Пётр Алексеевич задумался.

– Я вообще ни одного не видел. Кроме вас.

– Тогда на слово верьте. Для человека благодать, что пчалам – матка. А они матку всегда слышат.

– И как научат?

– А жалом, – вступил в разговор Александр Семёнович. – Яд-то у них целебный. Особо у здешних – и тело целит, и разумение. Раз цапнут, другой…

– Цалебный, – подтвердил Пал Палыч. – А как хватят зараз штук пятнадцать-двадцать, так тут счастье всяк услышит. И уж тот зов ня забыть, ня спутать – повядёт.

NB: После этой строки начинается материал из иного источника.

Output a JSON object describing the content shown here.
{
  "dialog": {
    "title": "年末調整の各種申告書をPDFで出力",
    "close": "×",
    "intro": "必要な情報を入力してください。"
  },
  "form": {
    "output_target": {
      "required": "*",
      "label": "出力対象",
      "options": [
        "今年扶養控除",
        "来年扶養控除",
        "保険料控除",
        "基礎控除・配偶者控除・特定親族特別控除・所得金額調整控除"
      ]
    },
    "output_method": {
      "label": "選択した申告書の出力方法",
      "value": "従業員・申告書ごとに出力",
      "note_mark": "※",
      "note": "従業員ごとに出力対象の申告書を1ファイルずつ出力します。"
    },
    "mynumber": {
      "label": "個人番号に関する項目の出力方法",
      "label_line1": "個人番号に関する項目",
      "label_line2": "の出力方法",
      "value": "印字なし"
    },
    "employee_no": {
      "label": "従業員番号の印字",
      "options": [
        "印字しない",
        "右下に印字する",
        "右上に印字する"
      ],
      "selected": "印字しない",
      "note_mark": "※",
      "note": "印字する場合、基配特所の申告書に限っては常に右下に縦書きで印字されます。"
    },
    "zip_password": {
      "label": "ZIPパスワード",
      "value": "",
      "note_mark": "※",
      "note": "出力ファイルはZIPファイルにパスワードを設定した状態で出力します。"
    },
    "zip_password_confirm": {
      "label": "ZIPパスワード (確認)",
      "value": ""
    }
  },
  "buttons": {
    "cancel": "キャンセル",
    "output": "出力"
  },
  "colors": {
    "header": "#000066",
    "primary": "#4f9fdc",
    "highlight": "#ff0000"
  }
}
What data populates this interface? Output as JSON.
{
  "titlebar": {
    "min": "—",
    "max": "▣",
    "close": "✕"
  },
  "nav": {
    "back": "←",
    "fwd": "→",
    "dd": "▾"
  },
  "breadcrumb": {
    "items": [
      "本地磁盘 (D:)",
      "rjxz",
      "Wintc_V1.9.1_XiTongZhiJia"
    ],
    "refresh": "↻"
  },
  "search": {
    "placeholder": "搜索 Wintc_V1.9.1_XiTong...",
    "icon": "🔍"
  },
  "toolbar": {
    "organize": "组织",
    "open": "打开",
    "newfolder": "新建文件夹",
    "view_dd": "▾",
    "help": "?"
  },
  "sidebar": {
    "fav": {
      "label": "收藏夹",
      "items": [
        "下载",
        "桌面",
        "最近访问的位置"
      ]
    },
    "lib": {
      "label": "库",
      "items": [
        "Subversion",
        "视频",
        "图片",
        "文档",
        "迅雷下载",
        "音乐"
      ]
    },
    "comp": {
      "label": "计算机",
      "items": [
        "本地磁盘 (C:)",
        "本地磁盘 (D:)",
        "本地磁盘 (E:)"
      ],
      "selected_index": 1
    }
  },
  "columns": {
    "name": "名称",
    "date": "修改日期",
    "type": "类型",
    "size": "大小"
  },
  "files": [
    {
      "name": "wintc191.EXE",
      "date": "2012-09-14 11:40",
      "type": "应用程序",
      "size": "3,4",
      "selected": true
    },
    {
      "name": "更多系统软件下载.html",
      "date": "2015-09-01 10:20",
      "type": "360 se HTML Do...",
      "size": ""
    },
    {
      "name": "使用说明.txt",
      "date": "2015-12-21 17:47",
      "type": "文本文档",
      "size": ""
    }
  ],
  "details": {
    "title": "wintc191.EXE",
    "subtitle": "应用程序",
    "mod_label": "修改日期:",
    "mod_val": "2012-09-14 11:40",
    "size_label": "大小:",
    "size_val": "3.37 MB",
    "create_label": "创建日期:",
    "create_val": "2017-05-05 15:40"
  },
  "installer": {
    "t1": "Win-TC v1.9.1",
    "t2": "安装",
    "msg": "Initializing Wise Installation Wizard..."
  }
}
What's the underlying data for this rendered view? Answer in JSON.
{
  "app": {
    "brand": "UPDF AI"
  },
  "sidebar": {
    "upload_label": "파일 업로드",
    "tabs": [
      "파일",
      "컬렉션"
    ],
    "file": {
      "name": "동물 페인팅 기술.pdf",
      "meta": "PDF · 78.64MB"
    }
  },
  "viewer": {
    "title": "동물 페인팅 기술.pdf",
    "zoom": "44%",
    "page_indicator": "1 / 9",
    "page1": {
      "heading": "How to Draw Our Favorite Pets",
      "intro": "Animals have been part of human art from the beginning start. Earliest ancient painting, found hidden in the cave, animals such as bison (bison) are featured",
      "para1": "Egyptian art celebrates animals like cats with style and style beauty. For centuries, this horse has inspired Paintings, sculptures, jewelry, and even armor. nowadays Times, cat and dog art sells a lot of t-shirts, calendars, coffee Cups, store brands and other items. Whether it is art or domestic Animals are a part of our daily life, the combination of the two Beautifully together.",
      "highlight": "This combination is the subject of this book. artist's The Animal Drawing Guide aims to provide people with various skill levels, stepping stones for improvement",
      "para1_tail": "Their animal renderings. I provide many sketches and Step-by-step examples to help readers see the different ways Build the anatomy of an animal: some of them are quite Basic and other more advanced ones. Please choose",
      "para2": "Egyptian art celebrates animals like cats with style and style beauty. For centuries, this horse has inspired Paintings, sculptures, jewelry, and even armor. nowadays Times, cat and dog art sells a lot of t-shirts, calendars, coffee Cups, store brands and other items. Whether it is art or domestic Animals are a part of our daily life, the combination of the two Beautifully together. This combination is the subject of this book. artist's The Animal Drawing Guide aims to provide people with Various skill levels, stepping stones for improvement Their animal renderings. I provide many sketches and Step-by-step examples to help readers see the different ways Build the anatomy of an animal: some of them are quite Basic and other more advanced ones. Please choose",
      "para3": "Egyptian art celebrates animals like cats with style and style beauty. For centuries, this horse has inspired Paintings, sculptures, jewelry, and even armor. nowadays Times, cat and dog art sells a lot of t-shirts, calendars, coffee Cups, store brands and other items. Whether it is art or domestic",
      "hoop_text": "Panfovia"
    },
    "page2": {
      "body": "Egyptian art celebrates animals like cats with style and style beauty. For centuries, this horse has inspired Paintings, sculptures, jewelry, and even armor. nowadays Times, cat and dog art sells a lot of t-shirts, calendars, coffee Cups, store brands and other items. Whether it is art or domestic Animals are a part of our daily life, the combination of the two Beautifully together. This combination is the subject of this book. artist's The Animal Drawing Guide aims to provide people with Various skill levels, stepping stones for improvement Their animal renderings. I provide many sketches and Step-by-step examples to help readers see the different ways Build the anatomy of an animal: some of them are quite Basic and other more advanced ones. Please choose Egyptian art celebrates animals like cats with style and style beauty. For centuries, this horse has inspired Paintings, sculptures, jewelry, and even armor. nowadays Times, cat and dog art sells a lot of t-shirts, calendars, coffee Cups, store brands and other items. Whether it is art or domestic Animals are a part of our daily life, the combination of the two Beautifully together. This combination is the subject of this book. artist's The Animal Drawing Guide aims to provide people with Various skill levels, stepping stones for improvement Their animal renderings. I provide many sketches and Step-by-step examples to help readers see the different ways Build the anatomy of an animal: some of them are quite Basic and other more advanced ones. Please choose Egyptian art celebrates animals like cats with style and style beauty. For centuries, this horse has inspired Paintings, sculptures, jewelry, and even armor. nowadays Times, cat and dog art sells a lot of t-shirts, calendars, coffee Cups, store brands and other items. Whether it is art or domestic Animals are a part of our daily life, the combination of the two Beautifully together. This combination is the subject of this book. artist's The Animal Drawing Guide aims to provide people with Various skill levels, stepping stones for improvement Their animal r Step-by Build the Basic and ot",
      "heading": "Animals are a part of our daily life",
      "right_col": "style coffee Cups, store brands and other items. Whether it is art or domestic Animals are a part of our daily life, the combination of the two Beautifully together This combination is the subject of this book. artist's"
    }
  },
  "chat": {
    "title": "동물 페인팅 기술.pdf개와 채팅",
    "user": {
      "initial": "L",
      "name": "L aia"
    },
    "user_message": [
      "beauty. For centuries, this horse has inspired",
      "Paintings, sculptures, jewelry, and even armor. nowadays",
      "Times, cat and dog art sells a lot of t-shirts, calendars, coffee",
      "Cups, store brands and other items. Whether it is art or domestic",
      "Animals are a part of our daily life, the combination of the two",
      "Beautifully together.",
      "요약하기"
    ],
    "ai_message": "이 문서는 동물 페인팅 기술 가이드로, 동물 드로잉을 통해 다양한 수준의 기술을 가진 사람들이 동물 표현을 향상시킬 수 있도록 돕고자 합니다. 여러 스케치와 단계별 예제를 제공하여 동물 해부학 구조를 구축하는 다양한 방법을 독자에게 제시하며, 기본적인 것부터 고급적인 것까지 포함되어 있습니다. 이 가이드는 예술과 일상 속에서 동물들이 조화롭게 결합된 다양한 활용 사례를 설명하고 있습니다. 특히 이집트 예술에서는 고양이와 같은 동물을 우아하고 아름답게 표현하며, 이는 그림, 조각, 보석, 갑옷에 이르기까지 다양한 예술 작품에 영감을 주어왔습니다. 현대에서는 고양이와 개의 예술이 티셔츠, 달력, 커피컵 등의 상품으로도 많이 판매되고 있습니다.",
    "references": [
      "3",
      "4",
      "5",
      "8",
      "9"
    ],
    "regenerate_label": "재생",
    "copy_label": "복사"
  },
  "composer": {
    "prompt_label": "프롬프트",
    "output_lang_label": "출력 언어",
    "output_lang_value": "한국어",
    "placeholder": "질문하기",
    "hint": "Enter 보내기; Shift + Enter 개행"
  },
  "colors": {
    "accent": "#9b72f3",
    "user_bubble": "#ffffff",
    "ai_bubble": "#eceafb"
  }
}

– А что ж вы на краснодарских перешли? – подловил наставника Пётр Алексеевич. – Они же не язвят.

– Так меня наши, дикие, столько раз цапали, что на три жизни впярёд слух прочистили!

– Счастье слышать… – Пётр Алексеевич недоверчиво ухмыльнулся. – Шутки шутите.

– А надо слышать, – горячо подался к Петру Алексеевичу Пал Палыч. – Надо! Оно вроде, счастье-то, на всех и одно, как матка в рою, да у всякого своё. И голос свистом подаёт, как птаха. Чу! – Пал Палыч поднял взгляд и выставил вверх указательный палец. – Вот, слышите? Свистит.

Пётр Алексеевич невольно прислушался:

– Нет, не слышу.

– И правильно, – согласился Пал Палыч. – То моё свистит. А чужого ня слышно.

Пётр Алексеевич, переводя блестящий, подёрнутый хмельным глянцем взгляд, смотрел то на тестя, то на Пал Палыча – лица их были серьёзны.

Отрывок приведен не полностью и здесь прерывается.